PurchasingB2B

Private companies expecting growth


July 22, 2009
by Purchasingb2b staff

Toronto—The majority of Canadian private companies are aiming for growth in the next year, despite the economic downturn, according to survey results from PricewaterhouseCoopers.

The research shows 61 per cent of private companies expect their business to do better in the next 12 months, compared to 44 per cent in the October 2008  study—though there were differences by province and region.

The survey, in its fifth year, was conducted in June 2009 and gathered responses from 466 privately-held Canadian companies.

The previously highly optimistic West is now more in line with the rest of the country, with the percentage of companies striving for growth in Alberta dropping from 85 per cent to 57 per cent.

In Ontario, companies focusing on growth declined from 74 per cent to 55 per cent, and in Quebec. the figure slid from 71 per cent to 52 per cent.

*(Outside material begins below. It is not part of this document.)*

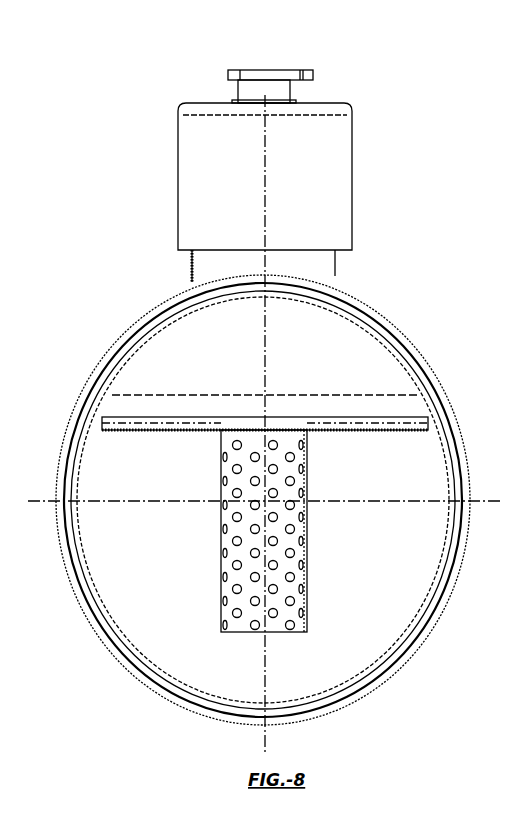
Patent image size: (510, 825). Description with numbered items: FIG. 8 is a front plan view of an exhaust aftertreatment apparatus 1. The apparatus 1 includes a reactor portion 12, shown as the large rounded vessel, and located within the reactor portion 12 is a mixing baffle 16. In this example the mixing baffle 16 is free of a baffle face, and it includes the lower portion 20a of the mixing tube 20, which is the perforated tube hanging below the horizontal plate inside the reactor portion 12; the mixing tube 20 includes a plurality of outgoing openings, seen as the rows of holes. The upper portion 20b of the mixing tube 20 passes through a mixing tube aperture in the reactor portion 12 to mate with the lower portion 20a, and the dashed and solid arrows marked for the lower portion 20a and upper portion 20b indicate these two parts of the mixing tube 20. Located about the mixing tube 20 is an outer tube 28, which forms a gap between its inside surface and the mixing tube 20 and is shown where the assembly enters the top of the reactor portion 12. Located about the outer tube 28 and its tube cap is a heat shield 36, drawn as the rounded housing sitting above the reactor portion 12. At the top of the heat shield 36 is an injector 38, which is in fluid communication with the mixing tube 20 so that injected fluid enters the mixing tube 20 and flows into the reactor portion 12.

"While the economy certainly tops the list of challenges that private companies are facing, our survey results are showing that the impact the economy has had on private companies is not nearly as severe as some may have thought," said Eric Andrew, leader of the PwC Canada private company services practice.

"Compared to a year ago, the number of companies fighting for survival has only increased from 19 per cent to 23 per cent. There are still a lot of companies out there focused on growth."

Survival strategies

Of those companies striving for growth, the majority are focused on external strategies such as boosting sales and marketing (82 per cent), increasing market share  (75 per cent) and developing new products (72 per cent). The three strategies were consistent across all provinces.

The data also showed 84 per cent of companies fighting for survival plan to reduce overhead expenditures, improving staff efficiency and processes. The biggest increase over last year is in reducing staff (from 38 per cent in 2008 to 60 per cent in 2009). Rationalizing product lines, markets or facilities went from 19 per cent to 49 per cent).

"Knee jerk reactions, like cutting staff, are not always the best solution,” cautioned Andrew. “When people are worried about their jobs, productivity suffers. That’s the last thing you want in a downturn," notes Andrew.

"It’s important to listen to your employees and remove the barriers that get in the way of people doing their job. Give them the ability to control their day. That’s how you keep people engaged and wanting to do their best."